Quantas vezes você já criou algum método em Ruby que inicializa uma variável, atribui valores a ela e depois a retorna?

Veja o exemplo abaixo:

def some_values
  values = []
  values << "first element"
  values << "second element"
  values
end

some_values # => ["first element", "second element"]

A linha 2 é cria um array vazio, depois são atribuidos valores nas linhas 3 e 4, e finalmente na linha 5 o array é retornado pelo método.

Em Ruby on Rails existe o método returning da classe Object que facilita nossa vida nesses casos:

def some_values
  returning values = [] do
    values << "first element"
    values << "second element"
  end
end

some_values # => ["first element", "second element"]

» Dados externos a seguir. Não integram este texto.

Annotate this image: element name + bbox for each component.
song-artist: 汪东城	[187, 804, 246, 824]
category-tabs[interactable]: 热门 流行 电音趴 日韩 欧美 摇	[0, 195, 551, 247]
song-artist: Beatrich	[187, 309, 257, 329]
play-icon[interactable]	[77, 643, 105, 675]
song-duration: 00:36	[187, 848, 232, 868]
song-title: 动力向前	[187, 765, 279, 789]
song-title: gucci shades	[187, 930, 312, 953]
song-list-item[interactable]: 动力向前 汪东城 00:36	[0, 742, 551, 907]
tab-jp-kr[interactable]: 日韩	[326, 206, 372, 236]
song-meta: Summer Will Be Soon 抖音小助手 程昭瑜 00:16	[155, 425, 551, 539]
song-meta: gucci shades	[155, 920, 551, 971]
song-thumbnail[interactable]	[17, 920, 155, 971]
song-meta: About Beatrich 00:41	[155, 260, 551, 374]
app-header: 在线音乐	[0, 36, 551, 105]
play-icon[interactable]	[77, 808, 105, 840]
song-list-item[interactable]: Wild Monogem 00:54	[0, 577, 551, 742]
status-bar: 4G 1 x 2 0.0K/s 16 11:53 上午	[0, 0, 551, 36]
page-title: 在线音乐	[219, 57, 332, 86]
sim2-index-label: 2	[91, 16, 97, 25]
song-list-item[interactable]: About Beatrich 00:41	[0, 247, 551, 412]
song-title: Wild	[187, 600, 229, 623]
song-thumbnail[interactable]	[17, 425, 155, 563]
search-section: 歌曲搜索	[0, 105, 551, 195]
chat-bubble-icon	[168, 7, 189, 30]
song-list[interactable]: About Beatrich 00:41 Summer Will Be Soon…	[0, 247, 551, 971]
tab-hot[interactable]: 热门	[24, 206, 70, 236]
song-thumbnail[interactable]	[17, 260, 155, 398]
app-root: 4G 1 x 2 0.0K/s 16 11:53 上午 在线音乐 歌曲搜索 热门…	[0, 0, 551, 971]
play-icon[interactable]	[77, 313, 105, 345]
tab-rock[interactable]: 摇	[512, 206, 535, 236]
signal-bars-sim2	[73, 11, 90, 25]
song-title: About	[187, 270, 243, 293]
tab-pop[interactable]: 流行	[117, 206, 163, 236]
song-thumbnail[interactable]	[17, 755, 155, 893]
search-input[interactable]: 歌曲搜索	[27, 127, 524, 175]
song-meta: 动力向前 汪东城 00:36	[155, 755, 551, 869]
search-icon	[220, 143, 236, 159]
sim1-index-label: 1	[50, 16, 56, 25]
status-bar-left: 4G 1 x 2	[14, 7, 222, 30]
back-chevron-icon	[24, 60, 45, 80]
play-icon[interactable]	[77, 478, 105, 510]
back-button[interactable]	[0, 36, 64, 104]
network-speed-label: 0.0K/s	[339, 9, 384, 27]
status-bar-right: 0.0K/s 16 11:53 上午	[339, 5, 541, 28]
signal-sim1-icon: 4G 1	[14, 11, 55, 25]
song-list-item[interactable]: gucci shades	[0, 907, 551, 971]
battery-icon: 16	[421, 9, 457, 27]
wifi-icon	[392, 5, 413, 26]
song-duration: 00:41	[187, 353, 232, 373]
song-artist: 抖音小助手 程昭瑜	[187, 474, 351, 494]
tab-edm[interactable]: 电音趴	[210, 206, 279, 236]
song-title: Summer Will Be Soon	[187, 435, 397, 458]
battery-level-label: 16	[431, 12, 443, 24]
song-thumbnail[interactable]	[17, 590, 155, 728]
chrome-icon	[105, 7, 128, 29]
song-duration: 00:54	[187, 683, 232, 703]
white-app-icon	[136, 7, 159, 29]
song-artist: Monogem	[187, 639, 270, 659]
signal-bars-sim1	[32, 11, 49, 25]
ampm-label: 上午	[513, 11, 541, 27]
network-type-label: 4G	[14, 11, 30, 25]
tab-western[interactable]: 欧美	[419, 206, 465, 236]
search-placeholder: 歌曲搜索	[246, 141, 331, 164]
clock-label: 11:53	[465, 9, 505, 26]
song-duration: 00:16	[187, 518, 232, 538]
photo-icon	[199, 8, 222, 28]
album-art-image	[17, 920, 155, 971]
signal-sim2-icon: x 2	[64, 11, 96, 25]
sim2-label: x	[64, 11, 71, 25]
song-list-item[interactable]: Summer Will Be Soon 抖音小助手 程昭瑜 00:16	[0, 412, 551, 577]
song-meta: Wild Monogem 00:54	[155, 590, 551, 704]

Na linha 2 chamamos o método returning passando a variável que será retornada já atribuindo seu valor inicial. Dentro do bloco, nas linhas 3 e 4, então atribuímos os valores ao array.

Há também esse outro tipo de sintaxe:

def some_values
  returning [] do |values|
    values << "first element"
    values << "second element"
  end
end

some_values # => ["first element", "second element"]

Funciona da mesma forma, mas acaba sendo não tão intuitivo como o código anterior.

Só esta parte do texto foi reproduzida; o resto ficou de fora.